From a population of about 11 million Canadians, over one million enlisted, and over one million were directly employed in military production.

Much of this transformation occurred under the leadership of C.D. Howe, the most powerful minister in Mackenzie King’s wartime government.

Howe was an engineer turned politician, and he’d made a lot of money in the private sector prior to running for office. Howe became seized with this task. I describe him as an engineer in a hurry.

Remarkably, under Howe’s leadership, the Canadian government established 28 crown corporations to meet the supply and munitions requirements of the war effort.

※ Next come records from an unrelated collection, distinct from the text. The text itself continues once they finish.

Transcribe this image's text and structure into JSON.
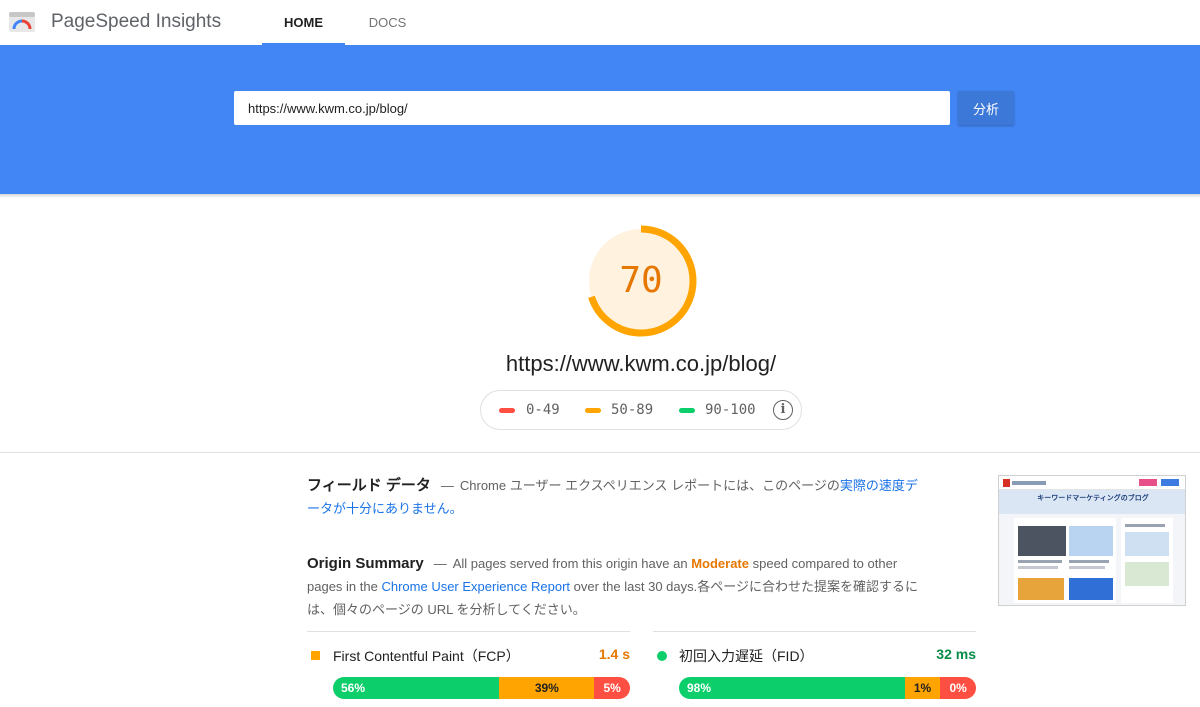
{
  "app": {
    "title": "PageSpeed Insights",
    "logo_icon": "pagespeed-gauge-icon"
  },
  "nav": {
    "tabs": [
      {
        "label": "HOME",
        "active": true
      },
      {
        "label": "DOCS",
        "active": false
      }
    ]
  },
  "search": {
    "value": "https://www.kwm.co.jp/blog/",
    "button_label": "分析"
  },
  "score": {
    "value": "70",
    "url": "https://www.kwm.co.jp/blog/",
    "legend": [
      {
        "range": "0-49",
        "color": "#ff4e42"
      },
      {
        "range": "50-89",
        "color": "#ffa400"
      },
      {
        "range": "90-100",
        "color": "#0cce6b"
      }
    ],
    "info_icon": "info-icon",
    "gauge_fraction": 0.7,
    "gauge_color": "#ffa400"
  },
  "field_data": {
    "heading": "フィールド データ",
    "desc_prefix": "Chrome ユーザー エクスペリエンス レポートには、このページの",
    "desc_link": "実際の速度データが十分にありません。"
  },
  "origin_summary": {
    "heading": "Origin Summary",
    "text_1": "All pages served from this origin have an",
    "rating": "Moderate",
    "text_2": "speed compared to other pages in the",
    "report_link": "Chrome User Experience Report",
    "text_3": "over the last 30 days.各ページに合わせた提案を確認するには、個々のページの URL を分析してください。"
  },
  "metrics": [
    {
      "name": "First Contentful Paint（FCP）",
      "value": "1.4 s",
      "rating": "average",
      "distribution": {
        "fast": "56%",
        "average": "39%",
        "slow": "5%"
      }
    },
    {
      "name": "初回入力遅延（FID）",
      "value": "32 ms",
      "rating": "fast",
      "distribution": {
        "fast": "98%",
        "average": "1%",
        "slow": "0%"
      }
    }
  ],
  "thumbnail": {
    "heading": "キーワードマーケティングのブログ"
  },
  "colors": {
    "brand_blue": "#4285f4",
    "fast": "#0cce6b",
    "average": "#ffa400",
    "slow": "#ff4e42"
  }
}
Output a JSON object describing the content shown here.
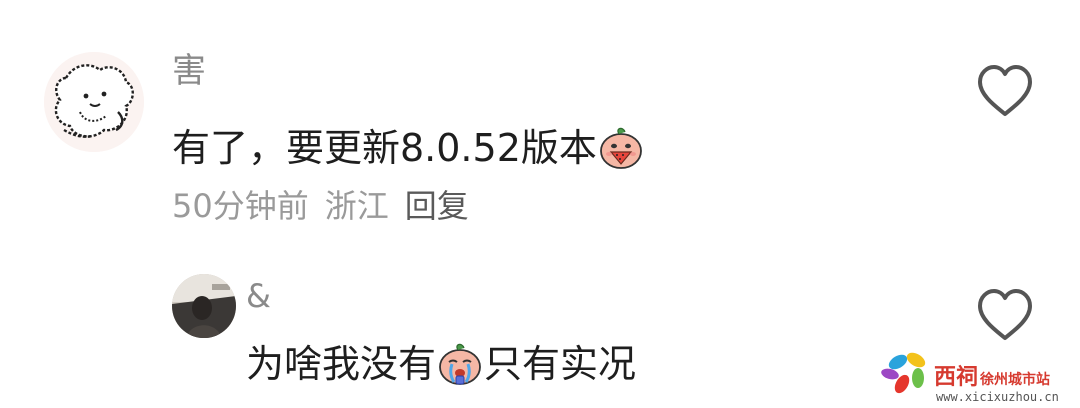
{
  "comments": [
    {
      "username": "害",
      "text_before_emoji": "有了，要更新8.0.52版本",
      "text_after_emoji": "",
      "emoji_icon": "watermelon-peach-emoji",
      "time": "50分钟前",
      "location": "浙江",
      "reply_label": "回复",
      "avatar_icon": "sketch-dog-avatar"
    },
    {
      "username": "&",
      "text_before_emoji": "为啥我没有",
      "text_after_emoji": "只有实况",
      "emoji_icon": "crying-peach-emoji",
      "avatar_icon": "photo-avatar"
    }
  ],
  "watermark": {
    "brand": "西祠",
    "sub": "徐州城市站",
    "url": "www.xicixuzhou.cn"
  }
}
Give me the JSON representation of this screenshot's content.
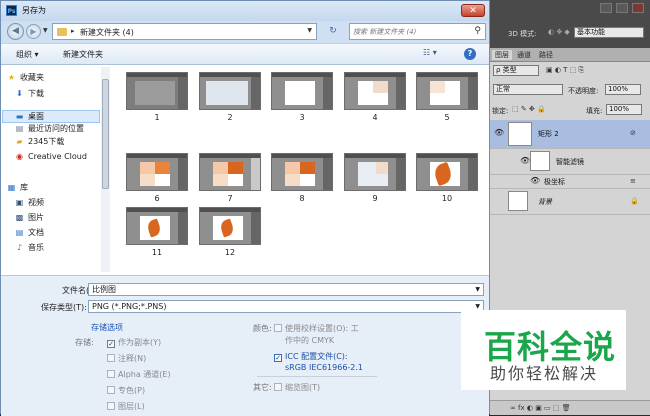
{
  "dialog": {
    "title": "另存为",
    "close_label": "✕",
    "nav": {
      "path": "新建文件夹 (4)",
      "search_placeholder": "搜索 新建文件夹 (4)"
    },
    "toolbar": {
      "organize_label": "组织 ▾",
      "new_folder_label": "新建文件夹",
      "view_label": "☷ ▾",
      "help_label": "?"
    },
    "sidebar": {
      "items": [
        {
          "label": "收藏夹",
          "icon": "star-icon"
        },
        {
          "label": "下载",
          "icon": "download-folder-icon"
        },
        {
          "label": "桌面",
          "icon": "desktop-icon"
        },
        {
          "label": "最近访问的位置",
          "icon": "recent-places-icon"
        },
        {
          "label": "2345下载",
          "icon": "folder-icon"
        },
        {
          "label": "Creative Cloud",
          "icon": "creative-cloud-icon"
        },
        {
          "label": "库",
          "icon": "library-icon"
        },
        {
          "label": "视频",
          "icon": "video-library-icon"
        },
        {
          "label": "图片",
          "icon": "picture-library-icon"
        },
        {
          "label": "文档",
          "icon": "document-library-icon"
        },
        {
          "label": "音乐",
          "icon": "music-library-icon"
        }
      ]
    },
    "files": [
      "1",
      "2",
      "3",
      "4",
      "5",
      "6",
      "7",
      "8",
      "9",
      "10",
      "11",
      "12"
    ],
    "form": {
      "filename_label": "文件名(N):",
      "filename_value": "比例图",
      "filetype_label": "保存类型(T):",
      "filetype_value": "PNG (*.PNG;*.PNS)",
      "save_options_label": "存储选项",
      "save_label": "存储:",
      "as_copy": "作为副本(Y)",
      "notes": "注释(N)",
      "alpha": "Alpha 通道(E)",
      "spot": "专色(P)",
      "layers": "图层(L)",
      "color_label": "颜色:",
      "proof_line1": "使用校样设置(O): 工",
      "proof_line2": "作中的 CMYK",
      "icc_line1": "ICC 配置文件(C):",
      "icc_line2": "sRGB IEC61966-2.1",
      "other_label": "其它:",
      "thumbnail": "缩览图(T)"
    }
  },
  "photoshop": {
    "mode_label": "3D 模式:",
    "workspace": "基本功能",
    "tabs": [
      "图层",
      "通道",
      "路径"
    ],
    "filter_kind": "ρ 类型",
    "blend_mode": "正常",
    "opacity_label": "不透明度:",
    "opacity_value": "100%",
    "lock_label": "锁定:",
    "fill_label": "填充:",
    "fill_value": "100%",
    "layers": [
      {
        "name": "矩形 2"
      },
      {
        "name": "智能滤镜"
      },
      {
        "name": "极坐标"
      },
      {
        "name": "背景"
      }
    ]
  },
  "watermark": {
    "main": "百科全说",
    "sub": "助你轻松解决"
  }
}
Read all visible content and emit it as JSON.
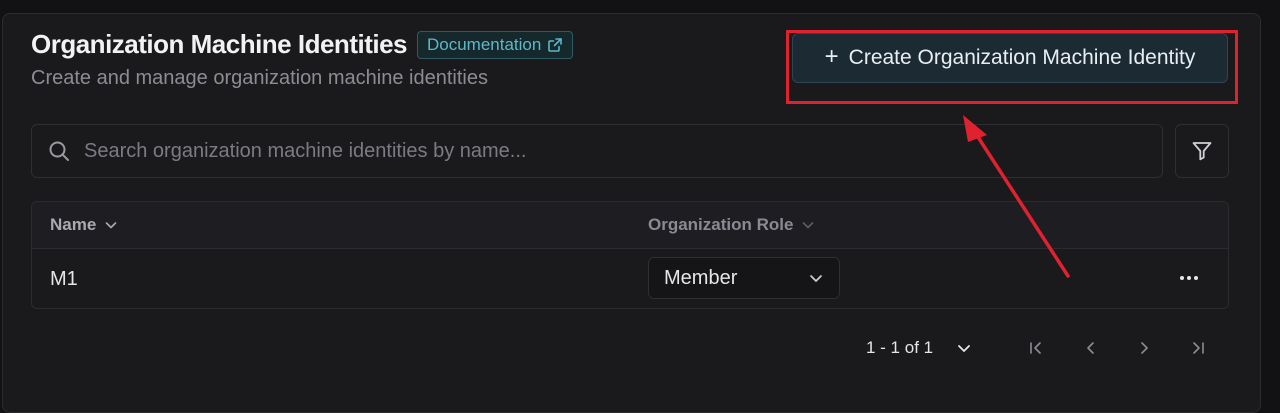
{
  "header": {
    "title": "Organization Machine Identities",
    "doc_label": "Documentation",
    "subtitle": "Create and manage organization machine identities",
    "create_label": "Create Organization Machine Identity"
  },
  "search": {
    "placeholder": "Search organization machine identities by name..."
  },
  "table": {
    "columns": [
      "Name",
      "Organization Role"
    ],
    "rows": [
      {
        "name": "M1",
        "role": "Member"
      }
    ]
  },
  "pagination": {
    "info": "1 - 1 of 1"
  },
  "annotation": {
    "highlight_color": "#e0212f"
  }
}
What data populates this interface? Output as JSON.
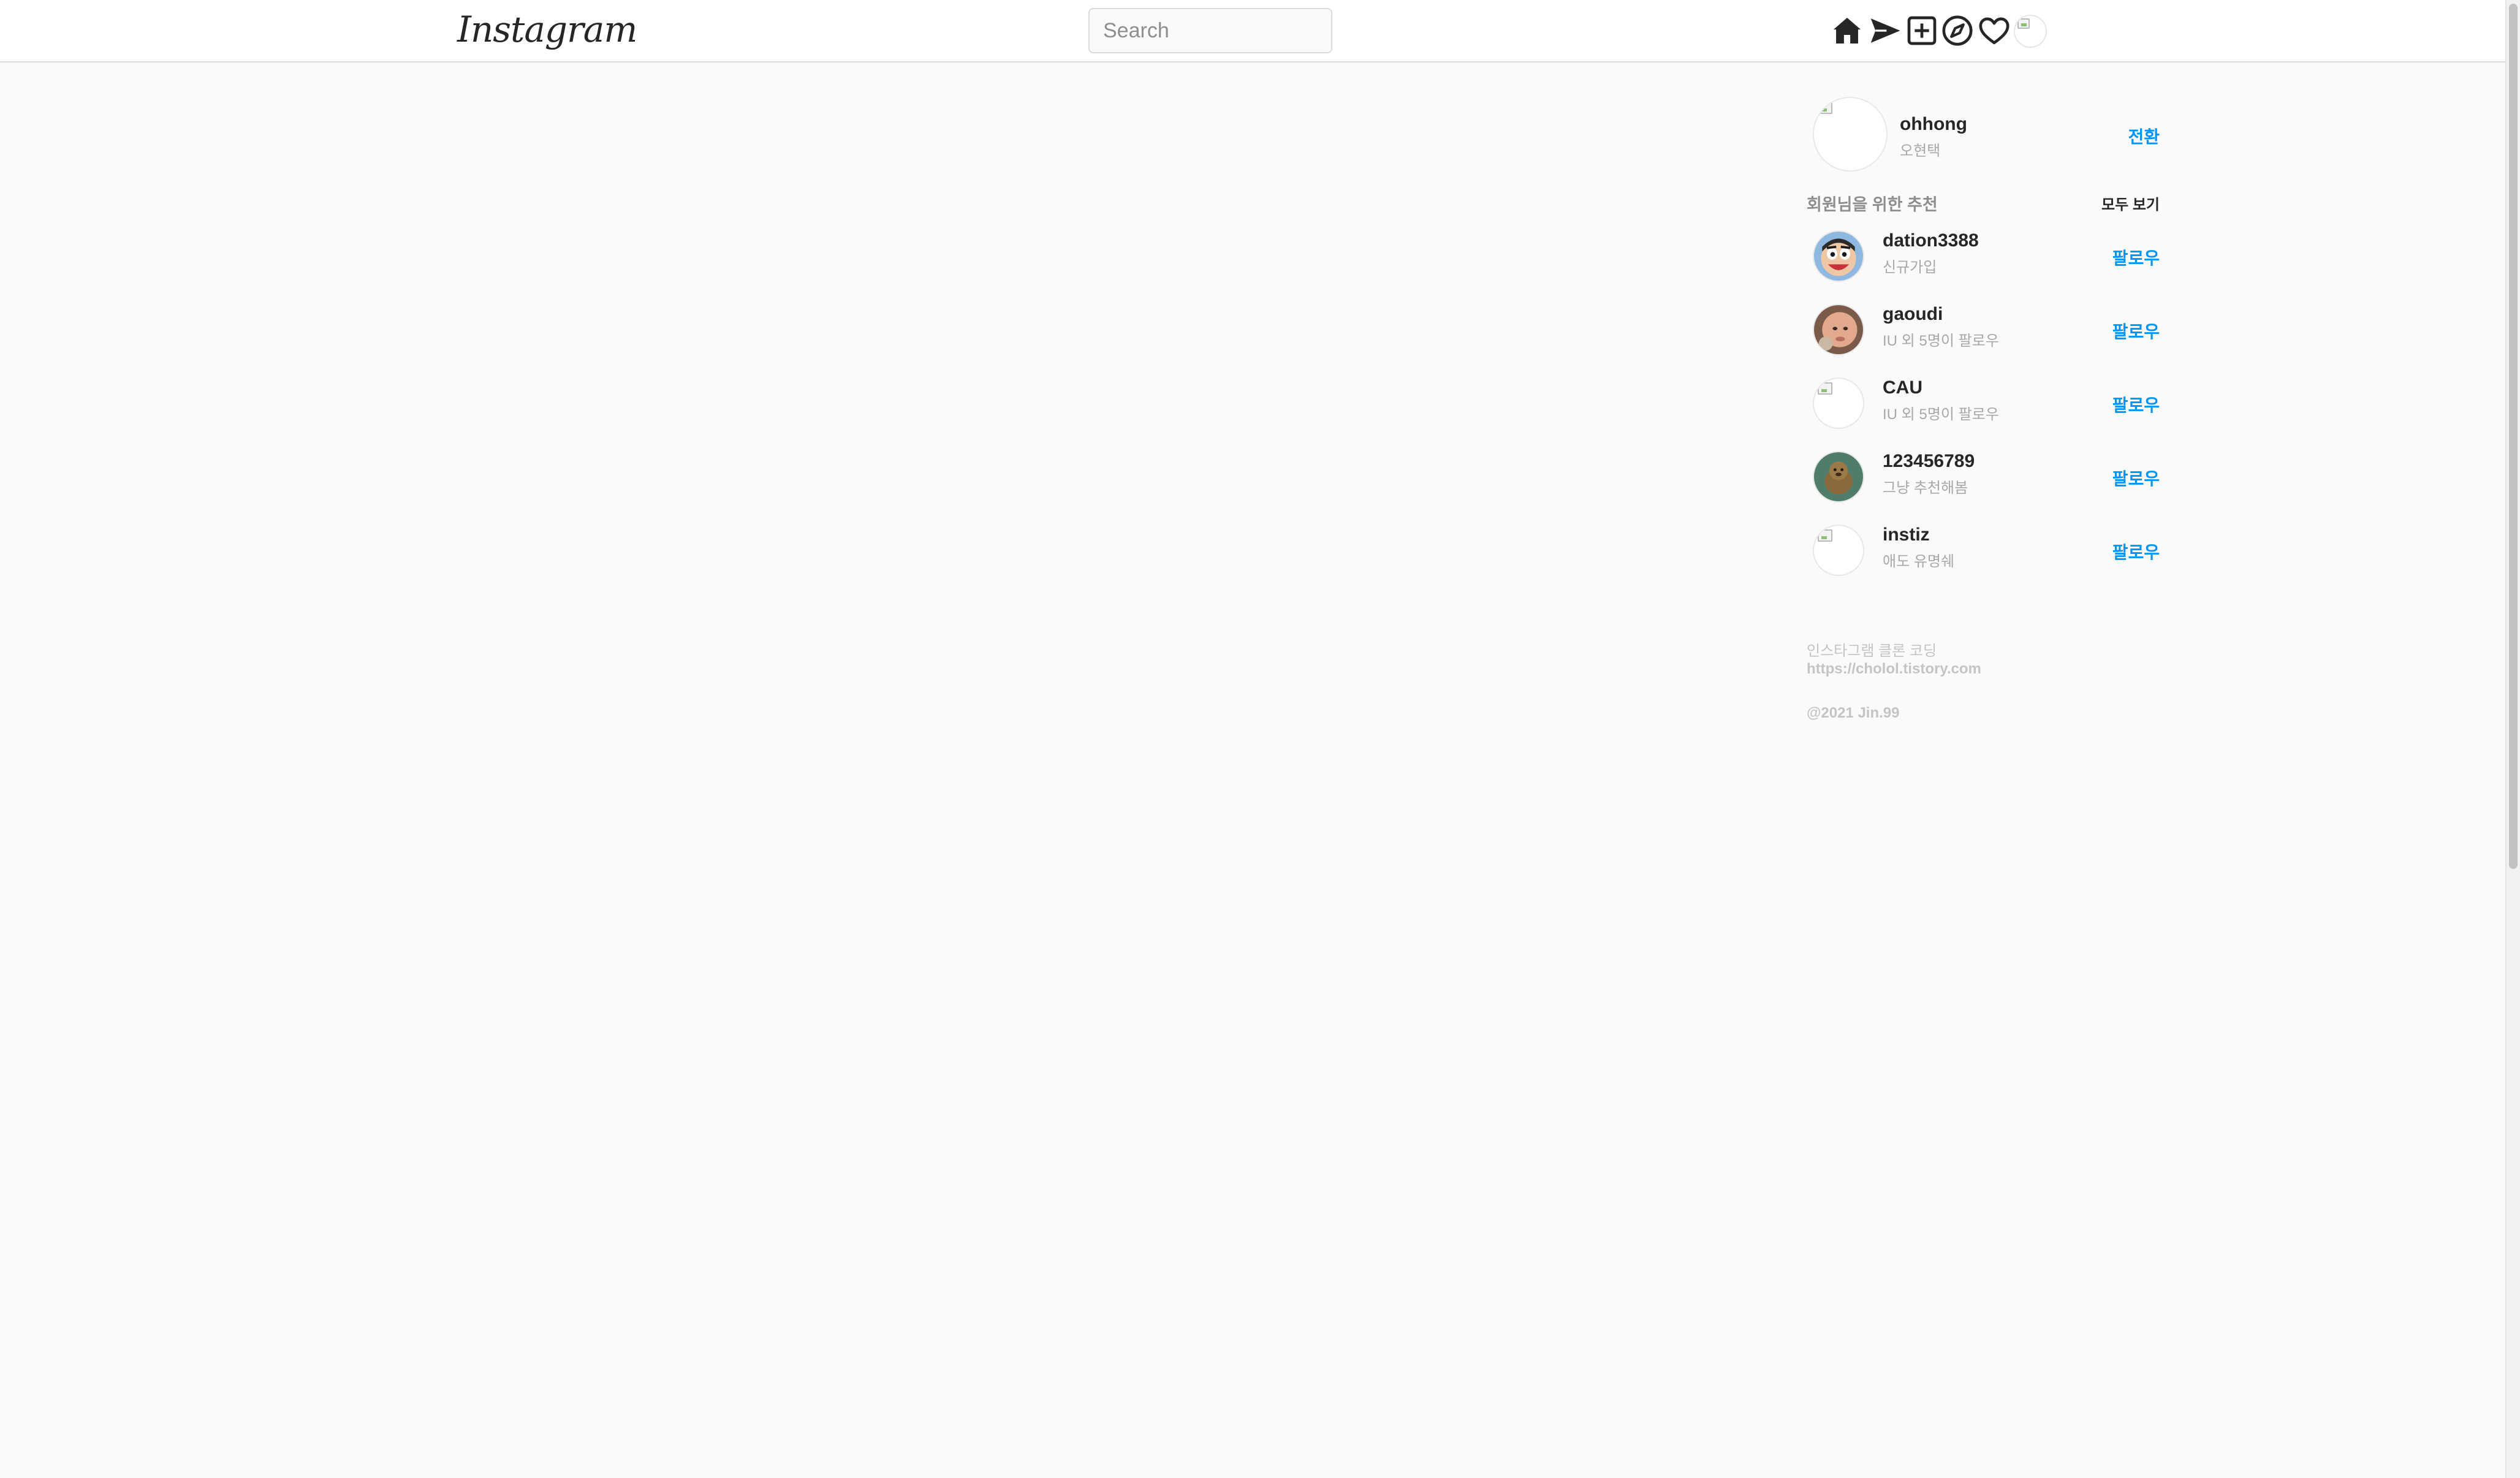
{
  "header": {
    "logo_text": "Instagram",
    "search": {
      "placeholder": "Search",
      "value": ""
    },
    "icons": [
      "home-icon",
      "direct-message-icon",
      "new-post-icon",
      "explore-icon",
      "activity-heart-icon",
      "profile-avatar"
    ]
  },
  "current_user": {
    "username": "ohhong",
    "name": "오현택",
    "switch_label": "전환"
  },
  "suggestions": {
    "title": "회원님을 위한 추천",
    "see_all_label": "모두 보기",
    "follow_label": "팔로우",
    "items": [
      {
        "username": "dation3388",
        "subtitle": "신규가입",
        "avatar": "cartoon-face"
      },
      {
        "username": "gaoudi",
        "subtitle": "IU 외 5명이 팔로우",
        "avatar": "baby-photo"
      },
      {
        "username": "CAU",
        "subtitle": "IU 외 5명이 팔로우",
        "avatar": "broken-image"
      },
      {
        "username": "123456789",
        "subtitle": "그냥 추천해봄",
        "avatar": "animal-photo"
      },
      {
        "username": "instiz",
        "subtitle": "애도 유명쉐",
        "avatar": "broken-image"
      }
    ]
  },
  "footer": {
    "line1": "인스타그램 클론 코딩",
    "link": "https://cholol.tistory.com",
    "copyright": "@2021 Jin.99"
  },
  "colors": {
    "background": "#fafafa",
    "accent": "#0095f6",
    "border": "#dbdbdb",
    "secondary_text": "#8e8e8e"
  }
}
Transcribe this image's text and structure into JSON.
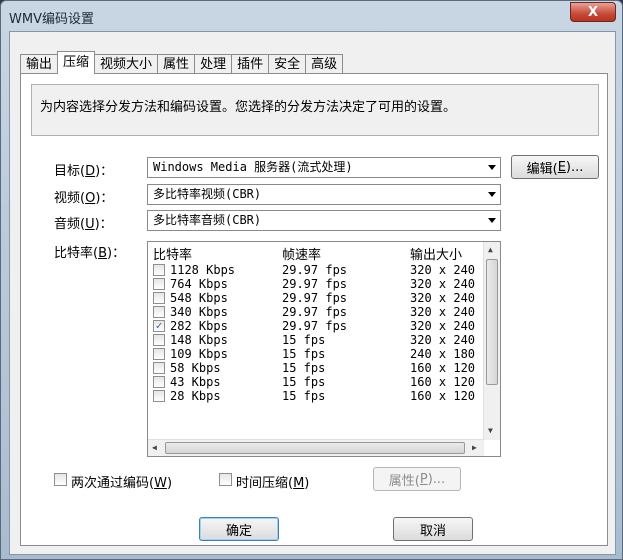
{
  "window": {
    "title": "WMV编码设置",
    "close_glyph": "X"
  },
  "tabs": [
    "输出",
    "压缩",
    "视频大小",
    "属性",
    "处理",
    "插件",
    "安全",
    "高级"
  ],
  "active_tab": "压缩",
  "info_text": "为内容选择分发方法和编码设置。您选择的分发方法决定了可用的设置。",
  "target": {
    "label": "目标(",
    "key": "D",
    "suffix": ")：",
    "value": "Windows Media 服务器(流式处理)"
  },
  "edit_button": {
    "label": "编辑(",
    "key": "E",
    "suffix": ")..."
  },
  "video": {
    "label": "视频(",
    "key": "O",
    "suffix": ")：",
    "value": "多比特率视频(CBR)"
  },
  "audio": {
    "label": "音频(",
    "key": "U",
    "suffix": ")：",
    "value": "多比特率音频(CBR)"
  },
  "bitrate": {
    "label": "比特率(",
    "key": "B",
    "suffix": ")："
  },
  "bitrate_list": {
    "headers": [
      "比特率",
      "帧速率",
      "输出大小"
    ],
    "rows": [
      {
        "checked": false,
        "bitrate": "1128 Kbps",
        "fps": "29.97 fps",
        "size": "320 x 240"
      },
      {
        "checked": false,
        "bitrate": "764 Kbps",
        "fps": "29.97 fps",
        "size": "320 x 240"
      },
      {
        "checked": false,
        "bitrate": "548 Kbps",
        "fps": "29.97 fps",
        "size": "320 x 240"
      },
      {
        "checked": false,
        "bitrate": "340 Kbps",
        "fps": "29.97 fps",
        "size": "320 x 240"
      },
      {
        "checked": true,
        "bitrate": "282 Kbps",
        "fps": "29.97 fps",
        "size": "320 x 240"
      },
      {
        "checked": false,
        "bitrate": "148 Kbps",
        "fps": "15 fps",
        "size": "320 x 240"
      },
      {
        "checked": false,
        "bitrate": "109 Kbps",
        "fps": "15 fps",
        "size": "240 x 180"
      },
      {
        "checked": false,
        "bitrate": "58 Kbps",
        "fps": "15 fps",
        "size": "160 x 120"
      },
      {
        "checked": false,
        "bitrate": "43 Kbps",
        "fps": "15 fps",
        "size": "160 x 120"
      },
      {
        "checked": false,
        "bitrate": "28 Kbps",
        "fps": "15 fps",
        "size": "160 x 120"
      }
    ],
    "check_glyph": "✓"
  },
  "two_pass": {
    "label": "两次通过编码(",
    "key": "W",
    "suffix": ")",
    "checked": false
  },
  "time_compress": {
    "label": "时间压缩(",
    "key": "M",
    "suffix": ")",
    "checked": false
  },
  "properties_button": {
    "label": "属性(",
    "key": "P",
    "suffix": ")...",
    "enabled": false
  },
  "ok_button": "确定",
  "cancel_button": "取消",
  "icons": {
    "scroll_up": "▲",
    "scroll_down": "▼",
    "scroll_left": "◀",
    "scroll_right": "▶",
    "combo_arrow": "chevron-down-icon"
  }
}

Howe’s department also undertook detailed economic planning, and carefully coordinated supply chains to prioritize wartime production needs.

But in response to the climate emergency, we have seen nothing of this sort.

If our government really saw the climate emergency as an emergency, it would, like C.D. Howe did, quickly conduct an inventory of our conversion needs to determine how many heat pumps, solar arrays, wind farms, electric buses, etc. we will need to electrify virtually everything and end our reliance on fossil fuels. Then, it would establish a new generation of public corporations to ensure those items are manufactured and deployed at the requisite scale.

**

I welcome any questions. Happy to elaborate on any of these emergency markers with you. Thank you.